Por várias semanas, as equipes concentraram seus esforços nas áreas prioritárias, nas quais havia prementes

necessidades: alimentos e água potável, instalações e produtos de higiene, atendimento ambulatorial aos feridos e doentes.

É difícil imaginar, à distância, o esforço que isto exigiu. “Trabalhar com as comunidades afetadas supõe fornecer, diariamente, refeições para 1,5 milhão de pessoas e transportar mais de 110 mil litros de água potável a quatro campos de refugiados”, informava o boletim de 9 de abril da Cáritas Internacional (http://www.caritas.org/ newsroom). Não só isso, mas até essa data, haviam sido também distribuídas tendas ou barracas a 100 mil desabrigados.
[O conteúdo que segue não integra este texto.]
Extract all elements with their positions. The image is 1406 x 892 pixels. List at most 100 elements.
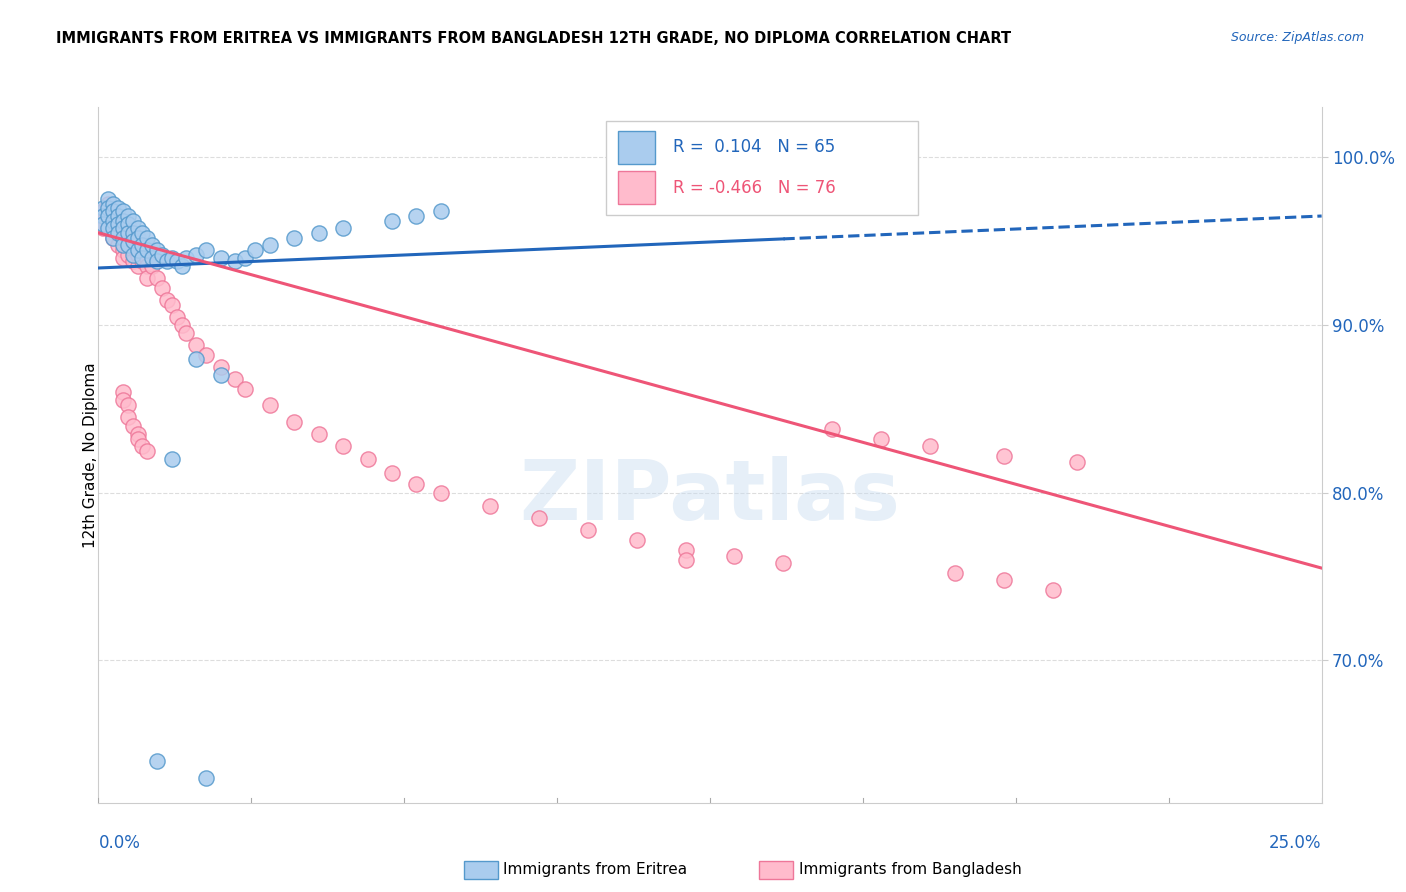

Eram terríveis as condições sanitárias nos locais atingidos pelo terremoto. Para prevenir riscos de epidemia, equipes da Cáritas encarregaram- se do fornecimento de água em cinco acampamentos, da construção de latrinas, fossas sépticas, locais para lavar as mãos e instalações de banho.

A necessidade urgente de dar assistência médica à população levou a priorizar a reabertura do Hospital São Francisco de Sales e a instalação de sete clínicas de campanha em Port-au-Prince e uma em Léogâne. Mais de 350 mil pessoas foram beneficiadas pelos programas de saúde executados pela Cáritas. Em três meses foram atendidas 48 mil consultas médicas e distribuídos 10 mil kits de higiene pessoal.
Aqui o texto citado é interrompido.